Hace tan sólo un mes la situación era catastrófica, y lo reflejábamos aquí con la situación esperpéntica mostrada por el equipo en la Supercopa de España ante un Real Madrid que hizo uno de los meneos más importantes en los tiempos recientes, sin igualar eso si el 0-4, el 2-6 o el 5-0. En las altas esferas la niebla era de aquella persistente y duradera, como la que hay en Lleida -que me disculpen porque siempre son objeto de burla por ello- durante un invierno malo.

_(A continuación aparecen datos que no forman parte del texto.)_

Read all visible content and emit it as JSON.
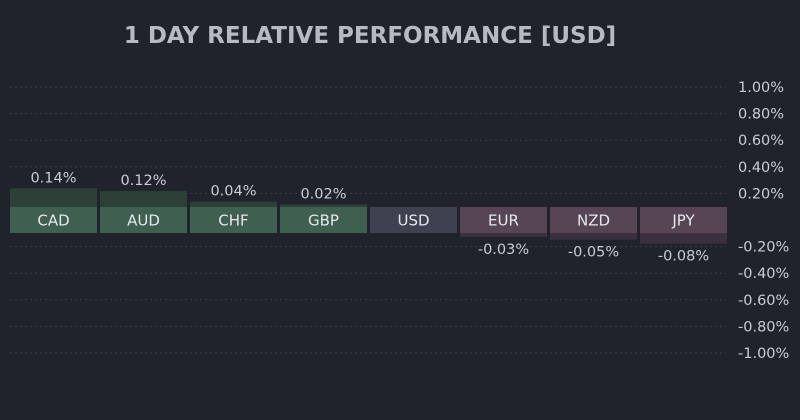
{
  "chart_data": {
    "type": "bar",
    "title": "1 DAY RELATIVE PERFORMANCE  [USD]",
    "categories": [
      "CAD",
      "AUD",
      "CHF",
      "GBP",
      "USD",
      "EUR",
      "NZD",
      "JPY"
    ],
    "values": [
      0.14,
      0.12,
      0.04,
      0.02,
      0.0,
      -0.03,
      -0.05,
      -0.08
    ],
    "value_labels": [
      "0.14%",
      "0.12%",
      "0.04%",
      "0.02%",
      "",
      "-0.03%",
      "-0.05%",
      "-0.08%"
    ],
    "ylim": [
      -1.0,
      1.0
    ],
    "yticks": [
      1.0,
      0.8,
      0.6,
      0.4,
      0.2,
      -0.2,
      -0.4,
      -0.6,
      -0.8,
      -1.0
    ],
    "ytick_labels": [
      "1.00%",
      "0.80%",
      "0.60%",
      "0.40%",
      "0.20%",
      "-0.20%",
      "-0.40%",
      "-0.60%",
      "-0.80%",
      "-1.00%"
    ],
    "grid": true,
    "colors": {
      "background": "#20232b",
      "positive_label": "#3f5f4f",
      "positive_bar": "#2d4038",
      "negative_label": "#574556",
      "negative_bar": "#3a3040",
      "neutral_label": "#3e4250",
      "neutral_bar": "#2c303a",
      "text": "#c9ccd3",
      "title": "#b7bac2",
      "grid": "#3a3e48"
    }
  }
}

De Liverpool a Niza, pasando por París via Dortmund, los dirigentes buscaban el toque de efecto para revertir lo que parecía un fracaso con una moción de censura a punto de arrancar y con una plantilla peor a la del año anterior con la marcha de Neymar.

Pero señoras y señoras, fruto del balón, el péndulo ha cambiado la situación y ahora poco falta por sacar las botellas de cava para descorcharlas. El equipo suma 15 de 15, con Valverde dando con la tecla en los cambios, con el fichaje más caro de la historia apartado por una lesión de 3-4 meses, con un catalogado como ‘tuercebotas’ como héroe y salvador del equipo, y por si no fuera poco, el Real Madrid arrollador a 7 puntos en Liga, con Bale criticado y el ‘Gurú’ algo señalado.

Y si, como tuercebotas hablamos de Paulinho, o como escuché en un radio, el hermano mayor de los Dalton -fruto de su parecido-. En recientes entradas lo catalogué de broma, y junto a Semedo, jugadores de relleno. No me retractaré -de momento- de esas palabras, pero toca hacer ejercicio de matización. Ambos han entrado con fuerza, y mucho más sorprendido por Semedo, posiblemente más por desconocimiento que no por otra cosa, pero en lo visto no ha mostrado carencia alguna y teniendo por ejemplo un buen hueso como es Douglas Costa. Tocará esperar, pero de momento la apuesta da para ir pensando en cambiar la idea preconcebida.

El caso de Paulinho es diferente. Más conocido, el objeto de burla no era su calidad de llegador -conocida- o de batallador, sino no fichar este jugador por una cuantía menor en una liga poco competitiva. Si él era el hombre que se buscaba para cambiar el eje del equipo y devolverlo al centro del campo, sin duda no lo es, y quedó demostrado el pasado martes huyendo de la construcción del juego. Pero es verdad que podrá ser desequilibrante en partidos dónde el músculo, carencia suplida por el futbol durante muchos años y llevado a cabo por Keita en partidos requeridos por ello, será vital para no salir destrozados. Si llega para ser un buen ejemplo de ese fondo de armario inexistente en la última época Luis Enrique, y cumple para ser importante, nos comeremos las críticas bien acompañados de patatas fritas. Pero a mi, que no me quiten a los imperiales Busquets, Iniesta, Rakitic vistos esta temporada y a Sergi Roberto como compañero inexcusable de ellos.

Por cierto, los de la Castellana siempre están. Tarde o temprano, en cuándo menos lo pensemos, estarán allí. Así que las burlas provisionales siempre ayudan al optimismo. Pero el péndulo es malvado, y lo que hoy es gloria mañana puede ser el puro infierno si Messi no lo impide. A la historia me remito.